Jane Irwin (mezzo-soprano)
Orchestre national de Lyon, Josep Pons (direction)


J. Pons


C’est un véritable festival Chostakovitch que l’auditorium Maurice Ravel propose de mars à juin, avec pas moins de dix-sept concerts consacrés au compositeur russe. Trois semaines après la venue de Valery Gergiev et de son Orchestre du Mariinsky pour interpréter la Douzième Symphonie, c’est cette fois l’Orchestre national de Lyon, dirigé par le chef catalan Josep Pons, qui est dans la fosse de la magnifique salle lyonnaise. Le choix s’est porté sur l’une des «symphonies de guerre», la monumentale Huitième, parfois dite aussi «Stalingrad» (à l’image de la Septième, sous-titrée «Leningrad»). Cette œuvre sombre et tragique, composée en l’honneur de la ville martyre, était une des œuvres préférées de Chostakovitch lui-même, qui disait y avoir mis «tout son cœur et sa raison».
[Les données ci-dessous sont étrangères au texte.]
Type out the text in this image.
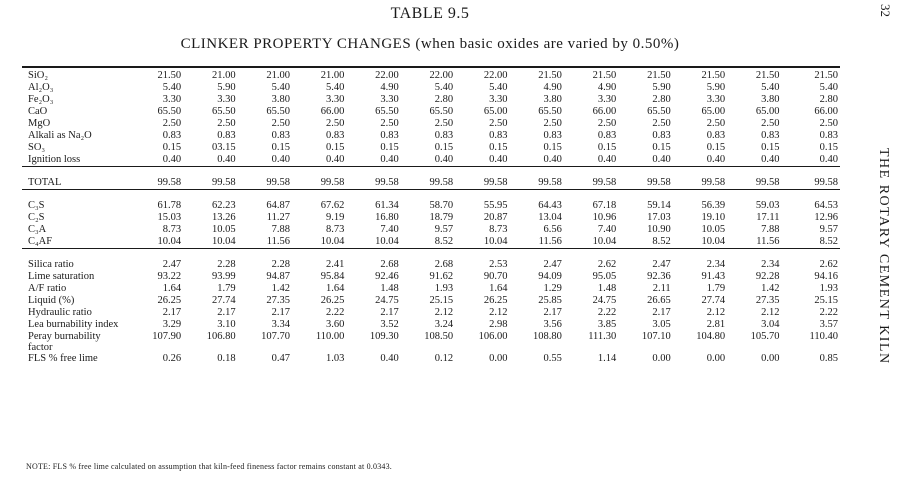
32
THE ROTARY CEMENT KILN
TABLE 9.5
CLINKER PROPERTY CHANGES (when basic oxides are varied by 0.50%)
SiO₂	21.50	21.00	21.00	21.00	22.00	22.00	22.00	21.50	21.50	21.50	21.50	21.50	21.50
Al₂O₃	5.40	5.90	5.40	5.40	4.90	5.40	5.40	4.90	4.90	5.90	5.90	5.40	5.40
Fe₂O₃	3.30	3.30	3.80	3.30	3.30	2.80	3.30	3.80	3.30	2.80	3.30	3.80	2.80
CaO	65.50	65.50	65.50	66.00	65.50	65.50	65.00	65.50	66.00	65.50	65.00	65.00	66.00
MgO	2.50	2.50	2.50	2.50	2.50	2.50	2.50	2.50	2.50	2.50	2.50	2.50	2.50
Alkali as Na₂O	0.83	0.83	0.83	0.83	0.83	0.83	0.83	0.83	0.83	0.83	0.83	0.83	0.83
SO₃	0.15	03.15	0.15	0.15	0.15	0.15	0.15	0.15	0.15	0.15	0.15	0.15	0.15
Ignition loss	0.40	0.40	0.40	0.40	0.40	0.40	0.40	0.40	0.40	0.40	0.40	0.40	0.40

TOTAL	99.58	99.58	99.58	99.58	99.58	99.58	99.58	99.58	99.58	99.58	99.58	99.58	99.58

C₃S	61.78	62.23	64.87	67.62	61.34	58.70	55.95	64.43	67.18	59.14	56.39	59.03	64.53
C₂S	15.03	13.26	11.27	9.19	16.80	18.79	20.87	13.04	10.96	17.03	19.10	17.11	12.96
C₃A	8.73	10.05	7.88	8.73	7.40	9.57	8.73	6.56	7.40	10.90	10.05	7.88	9.57
C₄AF	10.04	10.04	11.56	10.04	10.04	8.52	10.04	11.56	10.04	8.52	10.04	11.56	8.52

Silica ratio	2.47	2.28	2.28	2.41	2.68	2.68	2.53	2.47	2.62	2.47	2.34	2.34	2.62
Lime saturation	93.22	93.99	94.87	95.84	92.46	91.62	90.70	94.09	95.05	92.36	91.43	92.28	94.16
A/F ratio	1.64	1.79	1.42	1.64	1.48	1.93	1.64	1.29	1.48	2.11	1.79	1.42	1.93
Liquid (%)	26.25	27.74	27.35	26.25	24.75	25.15	26.25	25.85	24.75	26.65	27.74	27.35	25.15
Hydraulic ratio	2.17	2.17	2.17	2.22	2.17	2.12	2.12	2.17	2.22	2.17	2.12	2.12	2.22
Lea burnability index	3.29	3.10	3.34	3.60	3.52	3.24	2.98	3.56	3.85	3.05	2.81	3.04	3.57
Peray burnability factor	107.90	106.80	107.70	110.00	109.30	108.50	106.00	108.80	111.30	107.10	104.80	105.70	110.40
FLS % free lime	0.26	0.18	0.47	1.03	0.40	0.12	0.00	0.55	1.14	0.00	0.00	0.00	0.85
NOTE: FLS % free lime calculated on assumption that kiln-feed fineness factor remains constant at 0.0343.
Ce chef-d’œuvre, malheureusement assez négligé par les grandes salles hexagonales, soulève l’enthousiasme sous la battue, précise et concentrée, du directeur musical de l’Orchestre national d’Espagne. Le Moderato initial, de près d’une demi-heure, gronde de menaces, soutenues avec vigueur par la formation lyonnaise. La tension s’accroît encore dans l’Allegretto et frôle le délire dans l’Allegro ma non troppo, époustouflant ostinato de cordes d’une véhémence incroyable. Le Largo ne laisse pas davantage de répit, passacaille toute en verticalité. Les conflits semblent se résoudre dans le finale, mais les espérances se révèlent, en fin de compte, bien incertaines. Ce final, tout en apesanteur et exécuté pianississimo pendant les dernières mesures, laisse d’abord coi un public sous le choc avant que de frénétiques applaudissements viennent rompre le long silence qui suit – et saluer cette magistrale exécution.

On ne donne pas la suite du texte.